Munkelt machte ein Geräusch, als würde er mit der Zunge schnalzen.

„Ich wusste es. Ich habe Ihren Artikel eigentlich nur zufällig gelesen. Normalerweise bin ich kein großer Zeitungsleser, wissen Sie. Sonntags kaufe ich mir ab und an den Tagesspiegel oder blättere in den ausgelegten Zeitschriften oder Zeitungen im Wartezimmer meines Zahnarztes herum, um meine Nervosität zu überspielen, wenn Sie verstehen… Die Berliner Zeitung steht bei mir nicht ganz oben. Nehmen Sie es nicht persönlich.“

„Keineswegs“, antwortete Daniel Winterstein und unterdrückte ein kleines Lachen.

„Jedenfalls lag die Berliner Zeitung bei meinem Zahnarzt aus. Und so kam ich zu Ihrem Artikel.“ Karl Munkelt sog tief Luft ein.

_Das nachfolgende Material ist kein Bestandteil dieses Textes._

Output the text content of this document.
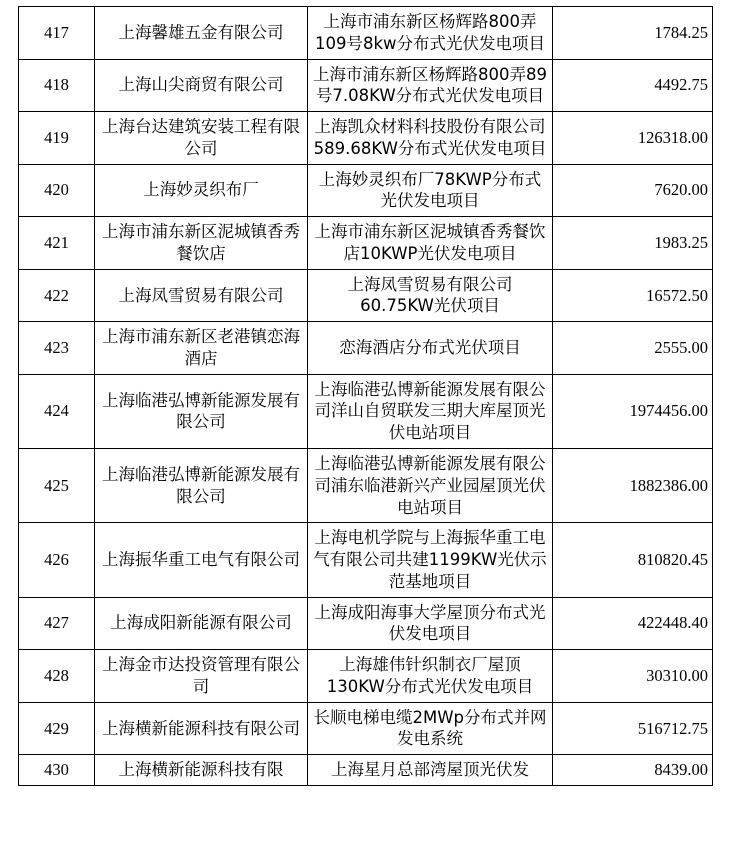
417	上海馨雄五金有限公司	上海市浦东新区杨辉路800弄109号8kw分布式光伏发电项目	1784.25
418	上海山尖商贸有限公司	上海市浦东新区杨辉路800弄89号7.08KW分布式光伏发电项目	4492.75
419	上海台达建筑安装工程有限公司	上海凯众材料科技股份有限公司589.68KW分布式光伏发电项目	126318.00
420	上海妙灵织布厂	上海妙灵织布厂78KWP分布式光伏发电项目	7620.00
421	上海市浦东新区泥城镇香秀餐饮店	上海市浦东新区泥城镇香秀餐饮店10KWP光伏发电项目	1983.25
422	上海凤雪贸易有限公司	上海凤雪贸易有限公司60.75KW光伏项目	16572.50
423	上海市浦东新区老港镇恋海酒店	恋海酒店分布式光伏项目	2555.00
424	上海临港弘博新能源发展有限公司	上海临港弘博新能源发展有限公司洋山自贸联发三期大库屋顶光伏电站项目	1974456.00
425	上海临港弘博新能源发展有限公司	上海临港弘博新能源发展有限公司浦东临港新兴产业园屋顶光伏电站项目	1882386.00
426	上海振华重工电气有限公司	上海电机学院与上海振华重工电气有限公司共建1199KW光伏示范基地项目	810820.45
427	上海成阳新能源有限公司	上海成阳海事大学屋顶分布式光伏发电项目	422448.40
428	上海金市达投资管理有限公司	上海雄伟针织制衣厂屋顶130KW分布式光伏发电项目	30310.00
429	上海横新能源科技有限公司	长顺电梯电缆2MWp分布式并网发电系统	516712.75
430	上海横新能源科技有限	上海星月总部湾屋顶光伏发	8439.00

„Sie beschreiben in Ihrem Artikel ein Symbol, was bei dem Treffen auslag. So etwas wie ihr Erkennungszeichen, vermutlich. Und genauso ein Symbol habe ich neulich gesehen. Bei der Schweinerei… Außerdem habe ich ein bisschen auf eigene Faust recherchiert und habe da so einiges entdeckt, nun ja. Aber das ist noch nicht alles. Sie nannten Namen… Und einer von denen ist jetzt tot. Oder zumindest glaube ich, dass er jetzt tot ist.“

Daniel Winterstein schwieg eine Weile, bevor er antwortete. „Sie machen mich sehr neugierig.“

„Das ist gut. Wollen wir uns treffen?“

„Gern. Wenn Sie damit einverstanden sind, komme ich zu Ihnen in den Laden ist.“

„Bin ich. Wann?“

„Heute?“

„Okay. 20 Uhr.“

„Gut. Bis dahin.“

Winterstein legte auf und schlürfte einen letzten Schluck Cappuccino. Mit angewidertem Gesicht und einem gezielten Wurf beförderte er den Plastikbecher in den Papierkorb unter seinem Schreibtisch. Die Tür wurde geöffnet und Nina Rossius schob ihren Kopf herein. Nina war eine Kollegin und Freundin von Winterstein. Sie leitete die Sportredaktion. Seit sich Hertha von einem Sieg zum nächsten spielte, waren diese Seiten fast zum wichtigsten Teil der Berliner Zeitung avanciert. Es war, als wäre die ganze Stadt plötzlich Hertha-BSC-Fan geworden. Die Leute aus der Sportredaktion kamen gar nicht mehr hinterher mit all den Interviews, Hintergrundinformationen und Spielerporträts, die man nun von ihnen erwartete. Sogar zwischen den Spieltagen gierten die Berliner nach Informationen über ihre neuen Lieblinge. Ein absolutes Novum. Und es kam noch besser. Auch bei den Eisernen, Union Berlin, in Köpenick lief es derzeit geradezu fantastisch. Nina lief seit Wochen mit glänzenden Augen herum. So einfach konnte das Leben sein. Blöd nur, dass der Fußballgott so launisch war.

„Grüß dich“, sagte sie und trat ein. „Darf ich?“

„Klar.“

„Union steigt in die zweite Liga auf, wollen wir wetten?“

Winterstein interessierte sich nicht besonders für Fußball, aber die derzeitige Euphorie ließ auch ihn nicht kalt. „Und Hertha wird deutscher Meister, ich weiß.“ Daniel grinste.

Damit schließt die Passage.